Saturday-Sunday, First Christian Church, 1314 SW Park Avenue, Portland.

Christina & Michelle Naughton
Along with European classics by Debussy and Ravel (his enchanting child-inspired Mother Goose music), Mozart, Chopin, Schubert, and Tchaikovsky, the award-winning sibling duo pianists play 20th century American music, including delights by wild card Conlon Nancarrow, John Adams’s Hallelujah Junction, and Paul Schoenfield’s Five Days from the Life of a Manic Depressive.
Saturday & Sunday, Portland State University, Lincoln Hall.

Oregon Repertory Singers
For four decades, the big choir’s annual Glory of Christmas concert has offered enough traditional tunes and singalongs to satisfy the purists while also including less frequently heard but no less enjoyable and intriguing modern music. Along with new and old carol arrangements, this year’s edition includes new music by America’s most esteemed living choral composer, Beaverton native Morten Lauridsen and several 20th century masterpieces, by Benjamin Britten (the English composer’s luminous A Ceremony of Carols), Franz Biebl’s perennial Ave Maria, portions of American composer Randall Thompson’s Frostiana: Seven Country Songs, and winter-themed songs by revered Estonian choral composer Veljo Tormis, who died earlier this year.
Sunday and December 8 and 10. First United Methodist Church, 1838 SW Jefferson St. Portland.

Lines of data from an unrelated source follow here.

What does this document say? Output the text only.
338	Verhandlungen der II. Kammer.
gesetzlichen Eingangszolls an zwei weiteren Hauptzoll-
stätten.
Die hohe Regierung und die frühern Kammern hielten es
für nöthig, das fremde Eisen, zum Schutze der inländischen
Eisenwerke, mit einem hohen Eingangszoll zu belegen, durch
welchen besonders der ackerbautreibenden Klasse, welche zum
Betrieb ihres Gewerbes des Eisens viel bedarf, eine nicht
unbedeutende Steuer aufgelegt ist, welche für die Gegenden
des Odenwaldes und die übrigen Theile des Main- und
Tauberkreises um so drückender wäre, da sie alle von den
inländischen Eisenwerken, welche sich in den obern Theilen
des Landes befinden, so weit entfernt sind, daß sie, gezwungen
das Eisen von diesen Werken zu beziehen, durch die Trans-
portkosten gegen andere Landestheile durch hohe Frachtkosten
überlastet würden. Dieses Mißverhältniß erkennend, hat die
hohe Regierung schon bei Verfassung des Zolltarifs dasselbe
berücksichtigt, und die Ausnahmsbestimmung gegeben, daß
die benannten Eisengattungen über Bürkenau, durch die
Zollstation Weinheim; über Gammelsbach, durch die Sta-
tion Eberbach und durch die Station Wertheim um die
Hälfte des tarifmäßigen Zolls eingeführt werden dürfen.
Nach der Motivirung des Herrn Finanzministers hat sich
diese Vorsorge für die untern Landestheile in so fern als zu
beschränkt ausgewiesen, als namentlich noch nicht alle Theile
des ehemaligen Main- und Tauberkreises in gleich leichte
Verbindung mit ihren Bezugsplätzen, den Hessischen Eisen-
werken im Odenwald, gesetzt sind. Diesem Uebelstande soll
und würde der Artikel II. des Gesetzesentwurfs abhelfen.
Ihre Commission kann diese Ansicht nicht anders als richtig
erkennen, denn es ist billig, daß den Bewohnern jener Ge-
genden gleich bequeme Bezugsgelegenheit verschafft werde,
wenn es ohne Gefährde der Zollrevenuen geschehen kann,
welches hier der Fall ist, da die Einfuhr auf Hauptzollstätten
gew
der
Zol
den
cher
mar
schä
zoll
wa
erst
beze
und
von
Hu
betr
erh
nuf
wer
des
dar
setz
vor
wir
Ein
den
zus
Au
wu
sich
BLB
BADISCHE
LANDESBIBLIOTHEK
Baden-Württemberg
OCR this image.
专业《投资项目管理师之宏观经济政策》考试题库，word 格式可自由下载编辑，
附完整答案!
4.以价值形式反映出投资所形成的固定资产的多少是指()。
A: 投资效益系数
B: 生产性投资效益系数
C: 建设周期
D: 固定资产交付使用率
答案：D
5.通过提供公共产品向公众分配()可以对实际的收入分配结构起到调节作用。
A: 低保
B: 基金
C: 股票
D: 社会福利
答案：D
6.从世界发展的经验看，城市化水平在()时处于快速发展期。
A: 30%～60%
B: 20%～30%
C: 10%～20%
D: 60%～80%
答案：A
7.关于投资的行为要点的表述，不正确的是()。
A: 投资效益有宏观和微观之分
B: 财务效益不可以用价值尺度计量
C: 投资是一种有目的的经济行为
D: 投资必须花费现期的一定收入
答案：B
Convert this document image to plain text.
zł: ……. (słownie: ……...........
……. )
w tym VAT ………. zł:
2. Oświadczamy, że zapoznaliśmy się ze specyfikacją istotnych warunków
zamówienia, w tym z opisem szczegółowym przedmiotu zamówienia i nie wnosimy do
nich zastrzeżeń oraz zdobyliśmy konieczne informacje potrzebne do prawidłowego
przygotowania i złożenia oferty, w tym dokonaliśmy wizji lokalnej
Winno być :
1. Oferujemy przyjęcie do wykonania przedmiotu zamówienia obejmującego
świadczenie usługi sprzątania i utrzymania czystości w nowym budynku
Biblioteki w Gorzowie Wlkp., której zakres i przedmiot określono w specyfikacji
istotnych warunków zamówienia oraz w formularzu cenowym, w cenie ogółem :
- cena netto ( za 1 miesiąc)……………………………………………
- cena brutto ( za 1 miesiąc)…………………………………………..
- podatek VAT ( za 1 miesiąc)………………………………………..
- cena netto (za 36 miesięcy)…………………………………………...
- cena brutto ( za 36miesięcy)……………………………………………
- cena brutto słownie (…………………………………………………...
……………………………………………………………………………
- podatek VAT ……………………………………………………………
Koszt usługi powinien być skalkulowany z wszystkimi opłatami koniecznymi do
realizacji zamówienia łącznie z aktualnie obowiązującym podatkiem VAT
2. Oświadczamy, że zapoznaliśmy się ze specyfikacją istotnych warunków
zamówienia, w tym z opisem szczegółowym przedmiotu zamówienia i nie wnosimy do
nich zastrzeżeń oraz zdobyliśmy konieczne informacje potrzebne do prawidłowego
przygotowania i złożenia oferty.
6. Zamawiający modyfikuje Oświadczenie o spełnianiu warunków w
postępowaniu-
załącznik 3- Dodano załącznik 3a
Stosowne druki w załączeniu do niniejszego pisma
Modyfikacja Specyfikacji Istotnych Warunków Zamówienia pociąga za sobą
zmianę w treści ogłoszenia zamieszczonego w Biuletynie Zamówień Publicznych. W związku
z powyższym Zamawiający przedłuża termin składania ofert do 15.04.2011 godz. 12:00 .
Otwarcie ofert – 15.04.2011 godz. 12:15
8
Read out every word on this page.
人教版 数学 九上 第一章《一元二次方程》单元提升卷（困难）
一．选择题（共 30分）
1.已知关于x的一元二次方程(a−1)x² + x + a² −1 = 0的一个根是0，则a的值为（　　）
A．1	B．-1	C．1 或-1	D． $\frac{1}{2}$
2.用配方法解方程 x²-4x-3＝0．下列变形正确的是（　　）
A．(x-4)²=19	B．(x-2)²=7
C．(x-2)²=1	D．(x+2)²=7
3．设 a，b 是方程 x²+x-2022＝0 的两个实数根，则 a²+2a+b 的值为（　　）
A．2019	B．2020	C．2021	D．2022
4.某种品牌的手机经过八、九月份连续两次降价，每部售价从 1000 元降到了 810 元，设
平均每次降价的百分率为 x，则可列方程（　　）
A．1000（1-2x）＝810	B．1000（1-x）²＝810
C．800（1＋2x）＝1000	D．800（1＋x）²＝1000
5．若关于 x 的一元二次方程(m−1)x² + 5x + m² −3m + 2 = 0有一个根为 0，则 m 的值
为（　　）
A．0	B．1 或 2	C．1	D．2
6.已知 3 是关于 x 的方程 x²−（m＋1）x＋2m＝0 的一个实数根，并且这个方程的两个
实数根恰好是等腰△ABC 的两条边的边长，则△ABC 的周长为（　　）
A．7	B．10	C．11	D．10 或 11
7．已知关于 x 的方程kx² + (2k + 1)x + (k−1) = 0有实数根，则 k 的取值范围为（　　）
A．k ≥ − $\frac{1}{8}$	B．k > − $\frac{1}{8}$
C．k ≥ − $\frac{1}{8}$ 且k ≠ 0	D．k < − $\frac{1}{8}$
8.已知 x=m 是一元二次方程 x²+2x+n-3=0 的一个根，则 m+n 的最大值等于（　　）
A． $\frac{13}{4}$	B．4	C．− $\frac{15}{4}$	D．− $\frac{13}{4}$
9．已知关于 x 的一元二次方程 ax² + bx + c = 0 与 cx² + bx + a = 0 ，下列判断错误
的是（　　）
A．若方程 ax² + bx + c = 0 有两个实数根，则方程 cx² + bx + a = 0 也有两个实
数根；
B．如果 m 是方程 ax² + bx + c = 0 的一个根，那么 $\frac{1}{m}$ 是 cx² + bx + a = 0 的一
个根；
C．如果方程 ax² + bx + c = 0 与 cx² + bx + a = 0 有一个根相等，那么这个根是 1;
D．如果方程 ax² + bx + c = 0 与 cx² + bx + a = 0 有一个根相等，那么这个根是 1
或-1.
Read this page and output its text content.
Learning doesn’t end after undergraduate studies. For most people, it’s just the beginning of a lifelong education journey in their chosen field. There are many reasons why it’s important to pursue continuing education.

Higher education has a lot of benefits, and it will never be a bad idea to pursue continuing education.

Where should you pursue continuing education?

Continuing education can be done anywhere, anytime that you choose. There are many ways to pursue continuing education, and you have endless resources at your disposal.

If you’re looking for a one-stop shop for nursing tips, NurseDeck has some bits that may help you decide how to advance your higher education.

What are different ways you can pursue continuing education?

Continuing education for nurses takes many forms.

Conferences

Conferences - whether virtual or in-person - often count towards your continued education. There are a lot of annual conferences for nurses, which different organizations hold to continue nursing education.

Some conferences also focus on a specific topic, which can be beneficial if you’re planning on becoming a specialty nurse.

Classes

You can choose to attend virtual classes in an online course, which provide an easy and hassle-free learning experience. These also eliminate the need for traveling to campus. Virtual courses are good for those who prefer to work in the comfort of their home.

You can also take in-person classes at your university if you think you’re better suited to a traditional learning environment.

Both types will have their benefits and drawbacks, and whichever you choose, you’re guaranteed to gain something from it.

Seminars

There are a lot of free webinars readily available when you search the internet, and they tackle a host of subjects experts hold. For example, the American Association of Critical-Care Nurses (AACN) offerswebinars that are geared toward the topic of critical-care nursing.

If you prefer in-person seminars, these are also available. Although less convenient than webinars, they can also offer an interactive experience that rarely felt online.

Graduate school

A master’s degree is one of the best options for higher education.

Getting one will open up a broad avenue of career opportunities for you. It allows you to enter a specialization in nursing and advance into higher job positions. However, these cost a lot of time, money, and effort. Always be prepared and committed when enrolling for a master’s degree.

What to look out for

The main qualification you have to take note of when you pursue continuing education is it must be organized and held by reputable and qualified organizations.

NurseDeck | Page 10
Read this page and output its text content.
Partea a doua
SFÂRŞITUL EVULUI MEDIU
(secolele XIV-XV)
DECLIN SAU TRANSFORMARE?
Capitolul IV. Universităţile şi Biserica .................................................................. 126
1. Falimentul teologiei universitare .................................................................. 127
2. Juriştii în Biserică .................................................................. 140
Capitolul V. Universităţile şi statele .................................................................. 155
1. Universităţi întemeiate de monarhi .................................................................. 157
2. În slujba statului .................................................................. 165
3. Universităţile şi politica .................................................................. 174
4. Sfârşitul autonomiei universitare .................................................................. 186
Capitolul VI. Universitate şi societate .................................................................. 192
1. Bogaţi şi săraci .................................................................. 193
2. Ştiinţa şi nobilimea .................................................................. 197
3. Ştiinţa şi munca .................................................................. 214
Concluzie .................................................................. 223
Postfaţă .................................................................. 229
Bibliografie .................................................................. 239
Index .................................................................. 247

Eric Stern performs at Portland’s Old Church.

Eric Stern
The Vagabond Opera founder/ singer/ accordionist/ pianist/ composer gives a solo show.
Saturday, The Old Church, Portland.

Satori Men’s Chorus
A splendidly diverse sampler of seasonal music from Puerto Rico, Israel, Jamaica, Africa, England, and indigenous North Americans.
Saturday, Central Lutheran Church, 1820 NE 21st Avenue, Portland.

Dianne Reeves sings in Portland.

Dianne Reeves
The five-time Grammy winner sings holiday songs. Tuesday, Revolution Hall, Portland.

New York Polyphony
The critically acclaimed vocal ensemble focuses on the far ends of the classical music spectrum: early/Renaissance/medieval music, and contemporary works. This Friends of Chamber Music holiday oriented concert features nine centuries of music for the Christmas season.
Tuesday, St. Philip Neri Church, 2408 SE 16th Ave. Portland.